By Samuel Stolton
(EurActiv) — Tim Cook, the head of tech giant Apple, has rallied the US to “follow the lead” of the EU in privacy rules, saying that humanity is living amid a “data industrial complex” in which “our own information is being weaponised against us with military efficiency”.
Cook’s comments came as global tech leaders and regulators gathered at a high-level conference on privacy ethics hosted by the European Data Protection Board (EDPB) in Brussels on Wednesday (24 October).
Speaking at the event, Cook came out fiercely against “rogue actors and even governments [that] have taken advantage of user trust to deepen divisions, incite violence, and even undermine our shared sense of what is true and what is false.”
“Technology can magnify our worst human tendencies,” he said. “It can deepen divisions, incite violence, undermine our shared sense of what is true and what is false. This crisis is real.”
US privacy law: Four fundamental rights
In a move that prompted a standing ovation from the European Parliament’s Brussels seat, Cook directly advocated for a “comprehensive federal privacy law in the US”, after praising EU efforts in data protection as part of the General Data Protection Regulation.
Such a law in the US should feature four fundamental rights, Cook said, a right to privacy, knowledge, access and security.
Other speakers at Wednesday’s event included Sir Tim Berners-Lee, inventor of the world wide web, and the EU’s data protection chief, Giovanni Buttarelli.
Video messages were delivered by King Felipe of Spain, as well as Facebook’s Mark Zuckerberg and Google’s Sundar Pichai, but both spoke more mildly than Cook on the importance of data protection.
“Privacy is an individual right that we must continue to work together to uphold,” Pichai said. “Today, there is real momentum to develop rules for data protection around the world. We welcome this trend.”
Zuckerberg, meanwhile, struck a more defensive tone, in a speech that made no direct reference to the Cambridge Analytica scandal that has tarred Facebook’s reputation.
Instead, he highlighted the steps that Facebook has done to bolster its privacy and data protection standards, while calling for EU citizens to maintain “trust” in Facebook’s service.
“You do need to trust us,” Zuckerberg said. “We have to think about striking the right balance between speech, security, privacy and safety.”
Pope Francis speaks out
On the EU’s side, Buttarelli called for more responsibility from regulators and governments in the field of data privacy, stating that technology systems are not intrinsically ‘ethical’ systems.
“Digitisation is not sensitive to human boundaries,” he said. “It injects itself into our most intimate spaces.
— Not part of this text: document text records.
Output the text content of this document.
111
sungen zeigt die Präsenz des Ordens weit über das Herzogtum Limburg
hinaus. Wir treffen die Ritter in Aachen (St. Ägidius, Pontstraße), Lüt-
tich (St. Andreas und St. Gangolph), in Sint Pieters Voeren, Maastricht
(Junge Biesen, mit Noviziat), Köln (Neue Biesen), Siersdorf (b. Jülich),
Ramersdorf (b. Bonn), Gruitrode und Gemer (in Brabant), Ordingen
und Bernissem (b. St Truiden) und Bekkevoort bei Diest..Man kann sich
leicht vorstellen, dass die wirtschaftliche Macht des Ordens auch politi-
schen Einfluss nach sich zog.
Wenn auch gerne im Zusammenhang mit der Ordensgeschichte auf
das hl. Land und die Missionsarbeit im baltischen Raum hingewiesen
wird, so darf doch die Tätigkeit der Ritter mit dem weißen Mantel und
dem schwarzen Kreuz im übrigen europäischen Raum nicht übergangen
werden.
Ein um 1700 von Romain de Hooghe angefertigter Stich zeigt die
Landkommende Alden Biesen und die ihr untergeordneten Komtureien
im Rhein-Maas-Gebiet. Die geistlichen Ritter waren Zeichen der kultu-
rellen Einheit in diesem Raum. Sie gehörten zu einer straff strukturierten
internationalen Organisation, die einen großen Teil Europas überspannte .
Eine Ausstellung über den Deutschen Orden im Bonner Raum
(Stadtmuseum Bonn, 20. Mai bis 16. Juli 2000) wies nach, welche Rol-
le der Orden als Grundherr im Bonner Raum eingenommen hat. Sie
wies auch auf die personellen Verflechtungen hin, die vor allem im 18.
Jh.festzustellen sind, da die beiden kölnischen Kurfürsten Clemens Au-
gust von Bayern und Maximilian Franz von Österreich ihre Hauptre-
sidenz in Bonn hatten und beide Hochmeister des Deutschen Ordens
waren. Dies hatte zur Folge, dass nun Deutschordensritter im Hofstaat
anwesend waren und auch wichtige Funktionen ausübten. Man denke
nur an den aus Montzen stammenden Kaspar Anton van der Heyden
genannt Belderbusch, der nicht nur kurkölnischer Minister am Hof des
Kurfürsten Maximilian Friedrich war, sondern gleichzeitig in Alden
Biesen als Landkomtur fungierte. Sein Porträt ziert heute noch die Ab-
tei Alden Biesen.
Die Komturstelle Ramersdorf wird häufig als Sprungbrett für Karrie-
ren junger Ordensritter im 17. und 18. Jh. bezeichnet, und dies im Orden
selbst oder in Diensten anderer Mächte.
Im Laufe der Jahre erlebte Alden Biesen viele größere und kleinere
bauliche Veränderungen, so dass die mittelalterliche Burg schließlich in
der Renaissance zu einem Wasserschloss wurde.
In an unconventional move, the bloc’s privacy chief then drew attention to a letter from Pope Francis, in which the head of the Catholic church stated the importance of technology serving mankind, and not the other way around.
MEPs take a stand
The EDPB conference comes at a time when data protection is high on the European agenda. MEPs are set to adopt a resolution on Thursday (25 October) that will see them urge Facebook to allow EU bodies to carry out a full audit assessing data protection and security of users’ personal data.
Speaking ahead of Thursday’s vote, Justice Commissioner Věra Jourová spoke of a “digital arms race” in which “our personal data can be misused, abused and used against us,” during a debate with MEPs on Tuesday (23 October).
The US has recently been caught in Jourová’s crosshairs, after the suggestion earlier this year that American companies had been failing to comply with European data protection rules under privacy shield agreement.
However, last week, senior officials at the Commission told EURACTIV that the US is making a number of steps in the right direction in order to fall in line with European regulations.